The 2024 Utah Legislature appropriated $1.15 million in one-time state funding along with intent language included in the spending bill HB3 that the money go toward an “advanced air mobility center of excellence and ecosystem accelerator” that will be used by 47G “to support the state’s air mobility efforts and foster growth through services to companies competing in this space in partnership with the Utah Department of Transportation, Governor’s Office of Economic Opportunity, Utah Inland Port Authority, and private business.”

Lawmakers told 47G to use the money to foster more investment in the industry, as well as work with the state’s workforce development programs to jumpstart the project.

“The Legislature intends that 47G use the funds to assist in matchmaking with larger defense contractors and work in coordination with the Utah Innovation Lab to develop an investment ecosystem of venture capital and private equity investors and work with Talent Ready Utah to support workforce needs,” the bill states.

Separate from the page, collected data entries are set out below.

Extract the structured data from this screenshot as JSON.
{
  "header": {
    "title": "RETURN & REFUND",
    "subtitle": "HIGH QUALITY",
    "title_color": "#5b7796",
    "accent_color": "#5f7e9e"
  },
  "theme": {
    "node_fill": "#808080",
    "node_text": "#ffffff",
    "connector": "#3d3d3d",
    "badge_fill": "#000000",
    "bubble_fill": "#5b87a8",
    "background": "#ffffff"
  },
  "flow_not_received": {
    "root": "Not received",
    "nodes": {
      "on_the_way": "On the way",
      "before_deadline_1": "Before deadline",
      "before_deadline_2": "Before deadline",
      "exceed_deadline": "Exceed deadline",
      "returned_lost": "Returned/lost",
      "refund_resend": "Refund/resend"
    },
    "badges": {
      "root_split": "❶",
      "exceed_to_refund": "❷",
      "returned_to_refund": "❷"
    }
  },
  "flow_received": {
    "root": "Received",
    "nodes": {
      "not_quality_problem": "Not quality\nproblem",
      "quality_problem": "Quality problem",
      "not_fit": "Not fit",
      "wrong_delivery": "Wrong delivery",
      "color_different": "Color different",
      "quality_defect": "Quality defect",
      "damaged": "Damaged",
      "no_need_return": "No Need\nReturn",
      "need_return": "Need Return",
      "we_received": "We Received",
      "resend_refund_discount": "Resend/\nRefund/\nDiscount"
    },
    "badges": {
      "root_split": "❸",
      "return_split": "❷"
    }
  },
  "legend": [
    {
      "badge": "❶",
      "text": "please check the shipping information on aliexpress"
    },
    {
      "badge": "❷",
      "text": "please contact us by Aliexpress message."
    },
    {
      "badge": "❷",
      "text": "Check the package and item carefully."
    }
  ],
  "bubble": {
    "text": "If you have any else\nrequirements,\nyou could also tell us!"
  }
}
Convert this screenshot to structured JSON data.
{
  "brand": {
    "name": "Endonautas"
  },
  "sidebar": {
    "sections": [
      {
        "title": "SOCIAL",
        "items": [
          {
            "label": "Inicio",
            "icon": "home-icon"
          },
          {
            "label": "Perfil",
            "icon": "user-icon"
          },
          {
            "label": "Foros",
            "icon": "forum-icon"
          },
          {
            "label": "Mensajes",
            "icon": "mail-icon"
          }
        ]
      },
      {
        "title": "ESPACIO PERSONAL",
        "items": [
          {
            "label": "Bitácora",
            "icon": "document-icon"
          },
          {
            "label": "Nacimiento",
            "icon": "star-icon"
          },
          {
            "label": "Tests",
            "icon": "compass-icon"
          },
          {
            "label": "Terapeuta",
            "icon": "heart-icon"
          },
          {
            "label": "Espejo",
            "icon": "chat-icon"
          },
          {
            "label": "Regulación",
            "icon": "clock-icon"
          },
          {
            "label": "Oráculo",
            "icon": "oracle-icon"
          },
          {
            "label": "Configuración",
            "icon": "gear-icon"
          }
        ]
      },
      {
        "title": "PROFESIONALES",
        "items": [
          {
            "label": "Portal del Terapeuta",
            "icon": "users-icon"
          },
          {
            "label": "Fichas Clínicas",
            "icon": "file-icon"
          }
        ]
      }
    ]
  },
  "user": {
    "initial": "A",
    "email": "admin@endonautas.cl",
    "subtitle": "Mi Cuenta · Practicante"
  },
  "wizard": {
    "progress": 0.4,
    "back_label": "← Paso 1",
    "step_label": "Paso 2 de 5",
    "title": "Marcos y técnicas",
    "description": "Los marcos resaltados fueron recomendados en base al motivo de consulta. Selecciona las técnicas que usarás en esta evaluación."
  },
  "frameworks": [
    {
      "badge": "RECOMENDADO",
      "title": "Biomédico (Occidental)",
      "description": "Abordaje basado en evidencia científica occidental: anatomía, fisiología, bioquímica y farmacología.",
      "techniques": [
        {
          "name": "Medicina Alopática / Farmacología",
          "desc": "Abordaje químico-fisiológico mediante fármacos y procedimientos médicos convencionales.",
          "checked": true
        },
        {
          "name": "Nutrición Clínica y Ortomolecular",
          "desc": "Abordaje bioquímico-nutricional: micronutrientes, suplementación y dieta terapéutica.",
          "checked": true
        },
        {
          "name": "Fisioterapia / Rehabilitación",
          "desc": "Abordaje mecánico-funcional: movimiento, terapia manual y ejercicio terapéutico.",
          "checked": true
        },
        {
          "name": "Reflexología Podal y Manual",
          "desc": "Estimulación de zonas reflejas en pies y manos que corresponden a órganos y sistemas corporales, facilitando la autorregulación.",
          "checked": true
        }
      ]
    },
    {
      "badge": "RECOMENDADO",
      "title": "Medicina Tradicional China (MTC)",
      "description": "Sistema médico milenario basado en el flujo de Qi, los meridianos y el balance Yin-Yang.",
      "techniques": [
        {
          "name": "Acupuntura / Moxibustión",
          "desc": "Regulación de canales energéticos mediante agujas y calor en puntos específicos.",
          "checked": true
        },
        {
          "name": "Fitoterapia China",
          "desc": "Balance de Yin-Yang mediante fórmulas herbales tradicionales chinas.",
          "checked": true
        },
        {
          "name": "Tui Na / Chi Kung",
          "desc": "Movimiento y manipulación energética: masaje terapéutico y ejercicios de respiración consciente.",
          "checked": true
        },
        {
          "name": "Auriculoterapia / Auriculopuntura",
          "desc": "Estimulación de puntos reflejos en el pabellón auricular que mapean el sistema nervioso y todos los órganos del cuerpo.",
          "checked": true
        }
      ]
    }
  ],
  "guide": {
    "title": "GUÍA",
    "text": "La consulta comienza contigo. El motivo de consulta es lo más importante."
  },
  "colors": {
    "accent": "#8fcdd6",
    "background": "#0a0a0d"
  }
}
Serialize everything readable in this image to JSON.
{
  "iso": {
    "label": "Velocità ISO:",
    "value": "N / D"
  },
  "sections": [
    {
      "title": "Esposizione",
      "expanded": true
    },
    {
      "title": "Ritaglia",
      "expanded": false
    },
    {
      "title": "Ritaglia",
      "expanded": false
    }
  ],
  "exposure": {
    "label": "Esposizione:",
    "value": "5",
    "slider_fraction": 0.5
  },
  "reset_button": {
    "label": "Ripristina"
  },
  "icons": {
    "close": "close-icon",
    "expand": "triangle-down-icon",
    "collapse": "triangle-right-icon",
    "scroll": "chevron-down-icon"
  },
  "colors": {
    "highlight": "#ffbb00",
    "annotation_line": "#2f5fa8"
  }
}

In addition to the $1.15 million set aside for the initiative, the 2024 Utah Legislature also appropriated roughly $1.9 million for the Utah Department of Transportation to set up a “test site” for advanced air mobility, Matthew Maas, director of UDOT’s division of aeronautics, told Utah News Dispatch after Thursday’s news conference.

When asked about the appropriations from the Legislature, Aaron Starks, 47G president and CEO, told Utah News Dispatch “we take a lot of pride in knowing that the governor’s office and the Legislature is partnering with us to advance the economy.”

“Any capital put into 47G is then deployed into longer-term economic initiatives,” Starks said.